Andy Minn, MD, PhD is the inaugural Chair of MSK’s Immuno-Oncology Program, which was established in 2025.
Dr. Minn joined MSK from the University of Pennsylvania, where he was Director of the Mark Foundation Center for Immunotherapy, Immune Signaling, and Radiation; Professor in the Department of Radiation Oncology at the Perelman School of Medicine; a member of the Parker Institute for Cancer Immunotherapy; and an Investigator at the Abramson Family Cancer Research Institute.
As a researcher, Dr. Minn has focused on understanding how long-term inflammation and the abnormal activation of antiviral pathways, such as interferon (IFN), and other inflammatory cascades impact cancer progression, treatment resistance, and immunotherapy response. He employs both experimental and translational strategies to drive discoveries from bench to bedside. His studies have led to several clinical trials.
Dr. Minn’s recent efforts have focused on finding different strategies to restore productive IFN signaling in cancer by using CAR-T cells, targeting key signaling hubs, and blocking persistent and maladaptive IFN and inflammatory signaling in cancer and immune cells with JAK inhibitors. He and his lab colleagues are seeking to improve immunotherapy by discovering, understanding, and targeting chronic IFN and other inflammatory pathways that drive suppressive tumor-immune system states, leading to relapse and therapy resistance.
With his extensive experience as a scientist, clinician, and researcher, Dr. Minn brings a new, broad perspective to MSK’s Immuno-Oncology Program. The program builds on MSK’s pioneering contributions in the development of immune checkpoint blockade therapy, chimeric antigen receptor (CAR-T) and other cellular therapies, and cancer vaccines. Under Dr. Minn’s leadership, the Immuno-Oncology Program serves as a central hub for comprehensive immuno-oncology research, providing resources and collaboration opportunities to colleagues across MSK. The program’s focus will be on expanding our collective knowledge of the immune system and developing immunotherapies that are more effective against more types of cancer and for a greater number of people, advancing MSK’s mission of ending cancer for life.

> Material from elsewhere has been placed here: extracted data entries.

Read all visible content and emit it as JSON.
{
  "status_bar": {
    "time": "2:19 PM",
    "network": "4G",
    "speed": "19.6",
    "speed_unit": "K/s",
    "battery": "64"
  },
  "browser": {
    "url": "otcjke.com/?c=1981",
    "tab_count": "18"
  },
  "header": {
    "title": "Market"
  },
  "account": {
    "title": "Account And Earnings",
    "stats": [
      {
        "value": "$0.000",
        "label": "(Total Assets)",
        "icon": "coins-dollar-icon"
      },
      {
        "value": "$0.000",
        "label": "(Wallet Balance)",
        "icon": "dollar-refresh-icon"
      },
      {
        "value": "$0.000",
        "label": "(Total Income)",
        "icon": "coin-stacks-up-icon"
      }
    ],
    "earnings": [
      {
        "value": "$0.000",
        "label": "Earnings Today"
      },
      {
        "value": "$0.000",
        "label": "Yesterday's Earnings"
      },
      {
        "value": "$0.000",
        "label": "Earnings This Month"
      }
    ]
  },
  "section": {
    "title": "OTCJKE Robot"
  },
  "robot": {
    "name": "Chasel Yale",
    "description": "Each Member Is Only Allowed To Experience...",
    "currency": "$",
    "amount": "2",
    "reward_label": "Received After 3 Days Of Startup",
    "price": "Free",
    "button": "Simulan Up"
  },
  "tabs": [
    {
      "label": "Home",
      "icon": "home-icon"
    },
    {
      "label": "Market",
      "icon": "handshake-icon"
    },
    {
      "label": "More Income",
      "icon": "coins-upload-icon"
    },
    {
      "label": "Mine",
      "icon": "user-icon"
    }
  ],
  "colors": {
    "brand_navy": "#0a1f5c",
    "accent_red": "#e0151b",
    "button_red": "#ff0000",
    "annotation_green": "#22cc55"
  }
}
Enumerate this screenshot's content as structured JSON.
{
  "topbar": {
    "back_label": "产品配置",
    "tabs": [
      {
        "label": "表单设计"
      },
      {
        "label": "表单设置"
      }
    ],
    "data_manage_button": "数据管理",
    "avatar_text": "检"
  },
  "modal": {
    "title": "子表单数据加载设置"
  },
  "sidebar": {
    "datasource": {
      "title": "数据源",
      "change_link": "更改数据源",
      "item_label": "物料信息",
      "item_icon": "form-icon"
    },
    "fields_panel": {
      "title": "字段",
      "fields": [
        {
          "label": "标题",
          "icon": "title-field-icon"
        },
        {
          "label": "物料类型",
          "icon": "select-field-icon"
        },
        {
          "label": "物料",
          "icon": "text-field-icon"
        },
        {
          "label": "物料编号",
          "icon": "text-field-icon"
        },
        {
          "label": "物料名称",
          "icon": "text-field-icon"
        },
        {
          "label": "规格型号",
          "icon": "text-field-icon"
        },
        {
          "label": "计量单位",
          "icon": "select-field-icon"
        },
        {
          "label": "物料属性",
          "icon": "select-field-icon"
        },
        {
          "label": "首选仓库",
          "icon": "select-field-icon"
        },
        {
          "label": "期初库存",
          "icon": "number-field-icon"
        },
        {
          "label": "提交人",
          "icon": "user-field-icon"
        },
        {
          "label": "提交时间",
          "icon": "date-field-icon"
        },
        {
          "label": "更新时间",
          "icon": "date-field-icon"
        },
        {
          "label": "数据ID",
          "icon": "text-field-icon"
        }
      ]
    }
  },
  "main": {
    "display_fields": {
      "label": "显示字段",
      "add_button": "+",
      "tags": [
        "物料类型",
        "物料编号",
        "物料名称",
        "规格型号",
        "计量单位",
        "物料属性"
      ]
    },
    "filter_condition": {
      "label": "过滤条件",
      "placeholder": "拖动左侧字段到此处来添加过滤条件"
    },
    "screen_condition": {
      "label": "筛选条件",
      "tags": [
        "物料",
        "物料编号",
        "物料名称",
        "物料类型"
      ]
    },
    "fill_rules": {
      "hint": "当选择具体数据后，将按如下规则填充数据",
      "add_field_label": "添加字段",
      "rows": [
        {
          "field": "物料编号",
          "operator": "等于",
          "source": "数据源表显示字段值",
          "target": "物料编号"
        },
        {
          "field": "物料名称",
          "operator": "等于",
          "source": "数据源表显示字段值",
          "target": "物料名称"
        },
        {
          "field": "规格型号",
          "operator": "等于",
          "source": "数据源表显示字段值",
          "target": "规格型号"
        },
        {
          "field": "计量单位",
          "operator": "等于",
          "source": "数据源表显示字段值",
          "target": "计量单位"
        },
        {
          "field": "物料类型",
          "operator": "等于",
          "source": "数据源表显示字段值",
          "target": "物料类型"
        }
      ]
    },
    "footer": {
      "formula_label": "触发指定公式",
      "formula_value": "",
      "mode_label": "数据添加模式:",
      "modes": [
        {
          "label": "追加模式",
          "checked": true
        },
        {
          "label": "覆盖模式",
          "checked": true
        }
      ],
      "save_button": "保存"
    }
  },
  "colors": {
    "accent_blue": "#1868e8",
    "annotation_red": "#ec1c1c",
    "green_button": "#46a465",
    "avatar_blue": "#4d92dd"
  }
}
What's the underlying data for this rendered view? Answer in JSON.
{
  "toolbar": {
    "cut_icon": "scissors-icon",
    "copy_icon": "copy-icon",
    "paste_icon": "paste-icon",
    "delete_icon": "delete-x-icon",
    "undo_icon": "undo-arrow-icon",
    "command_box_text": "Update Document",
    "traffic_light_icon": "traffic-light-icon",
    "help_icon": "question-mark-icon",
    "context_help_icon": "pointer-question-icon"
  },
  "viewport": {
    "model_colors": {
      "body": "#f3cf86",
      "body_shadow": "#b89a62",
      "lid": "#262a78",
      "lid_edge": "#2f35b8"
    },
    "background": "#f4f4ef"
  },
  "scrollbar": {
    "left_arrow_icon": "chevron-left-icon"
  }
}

Dr. Minn received his MD and PhD from the University of Chicago where he studied the structure, function, and regulation of programmed cell death genes with Craig Thompson, MD, the former President and CEO of MSK. He then did his medical residency in radiation oncology at MSK, as well as postdoctoral training with Joan Massagué, PhD, studying genes that control tissue-specific metastasis. Next, Dr. Minn returned to the University of Chicago where he served as Assistant Professor in the Department of Radiation & Cellular Oncology and a member of the Ludwig Center for Metastasis Research before moving to the University of Pennsylvania.